Though I’m still working through my mixed fragility, I am keenly aware of how I’m not protected due to the color of my skin. I’ve been reading and researching to better understand my own black ancestry. I’m raising my voice not to be misconstrued as an “angry black woman,” but to speak out against what’s right and wrong. Racism is wrong. Period.
We need white voices to speak up when these situations occur. You can’t change a racist, but you can hopefully change an outcome with action. Here are two articles for my white friends to see how they can help fight racial injustice.
It never fails to amaze but also anger me when women question my infertility. On Mother’s Day, I posted below.
I would think no explanation would be needed with this post.

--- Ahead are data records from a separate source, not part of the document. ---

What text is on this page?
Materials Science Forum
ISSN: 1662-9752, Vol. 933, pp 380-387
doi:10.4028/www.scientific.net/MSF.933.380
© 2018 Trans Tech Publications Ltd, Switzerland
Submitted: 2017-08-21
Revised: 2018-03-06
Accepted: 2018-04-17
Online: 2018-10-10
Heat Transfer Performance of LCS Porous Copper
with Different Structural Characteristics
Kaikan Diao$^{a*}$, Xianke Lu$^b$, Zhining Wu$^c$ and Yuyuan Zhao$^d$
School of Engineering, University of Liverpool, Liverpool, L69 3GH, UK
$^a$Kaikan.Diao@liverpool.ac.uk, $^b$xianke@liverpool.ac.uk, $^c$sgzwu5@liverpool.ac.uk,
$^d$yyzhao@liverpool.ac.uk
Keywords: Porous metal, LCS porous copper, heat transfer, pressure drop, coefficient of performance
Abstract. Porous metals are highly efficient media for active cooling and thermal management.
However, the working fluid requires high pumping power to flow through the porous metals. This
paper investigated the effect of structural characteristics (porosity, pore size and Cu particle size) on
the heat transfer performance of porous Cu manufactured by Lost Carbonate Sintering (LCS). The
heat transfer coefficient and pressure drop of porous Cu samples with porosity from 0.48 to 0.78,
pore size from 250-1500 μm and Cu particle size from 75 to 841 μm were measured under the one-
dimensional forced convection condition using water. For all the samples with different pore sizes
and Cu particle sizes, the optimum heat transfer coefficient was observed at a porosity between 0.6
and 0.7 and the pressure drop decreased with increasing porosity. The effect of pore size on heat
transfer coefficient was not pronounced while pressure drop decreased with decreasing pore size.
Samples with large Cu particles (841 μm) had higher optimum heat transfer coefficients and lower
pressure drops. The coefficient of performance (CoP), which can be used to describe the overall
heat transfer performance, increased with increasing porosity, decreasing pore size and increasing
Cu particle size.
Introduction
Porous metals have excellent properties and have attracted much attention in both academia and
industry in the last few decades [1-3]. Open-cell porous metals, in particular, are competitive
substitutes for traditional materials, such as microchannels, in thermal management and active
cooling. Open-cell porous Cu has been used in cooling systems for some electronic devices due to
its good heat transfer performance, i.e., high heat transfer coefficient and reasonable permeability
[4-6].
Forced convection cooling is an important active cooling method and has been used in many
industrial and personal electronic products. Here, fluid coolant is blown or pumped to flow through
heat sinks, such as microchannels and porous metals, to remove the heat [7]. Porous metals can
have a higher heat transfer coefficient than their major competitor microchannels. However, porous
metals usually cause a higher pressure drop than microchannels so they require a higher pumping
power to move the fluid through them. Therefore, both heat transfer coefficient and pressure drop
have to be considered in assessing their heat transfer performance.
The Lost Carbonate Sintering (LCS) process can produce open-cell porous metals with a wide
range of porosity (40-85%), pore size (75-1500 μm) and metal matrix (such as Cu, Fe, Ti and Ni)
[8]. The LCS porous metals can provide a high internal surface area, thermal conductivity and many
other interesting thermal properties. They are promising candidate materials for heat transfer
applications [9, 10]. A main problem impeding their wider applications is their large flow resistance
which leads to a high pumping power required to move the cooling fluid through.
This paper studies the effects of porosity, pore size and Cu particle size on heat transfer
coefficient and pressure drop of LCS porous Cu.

I’m not questioning if I am infertile or not. I’m not asking about IVF. I’m clearly stating I AM infertile thanks to cancer. Period. Yet, I inevitably get responses of “miracles happen every day” or “I was infertile once and then gave birth” or “Just believe, and it will happen.”
The insensitivity in those comments make me burn. No one has a right to question without knowing the particulars of the situation. Then when I comment on it, I get the common response of “I was just trying to give you hope.”
The world of infertility is a delicate, sensitive, and emotional topic for men and women. I wish people would stop trying to “fix” the situation, especially when they don’t personally know the person.
I shouldn’t have to post that I had to be medically induced into menopause at 40 because I was intolerant of all post-treatment medications for pre-menopausal women.
I shouldn’t have to post that I had a septate uterus which is a deformity of the uterus, that happens during fetal development before birth. A membrane called the septum divides the inner portion of uterus, at its middle. It has been associated with an increase in the risk of miscarriage, premature delivery, and malpresentation. It’s associated with poorest reproductive outcomes.
I shouldn’t have to post that that aside from discovering I had a septate uterus, my surgical report from the hysterectomy and salpingo oophorectomy also stated I had endometriosis.
Though I know the comments weren’t intentionally made to be hurtful, they were still super insensitive and felt like a kick in the gut. I simply wanted to post for those women who truly are infertile that I know how difficult Mother’s Day can be. If you ever see a woman or a man post about infertility, please do not make those kinds of comments because you do not know the backstory.
Unless the Lord thinks I should have an Immaculate Conception, there is no hoping for a miracle. If someone is asking a question about infertility in their post, that’s the only time it’s appropriate to make those comments. When someone is like me is being vulnerable and stating their truth, don’t kick them below the belt like that. Ever.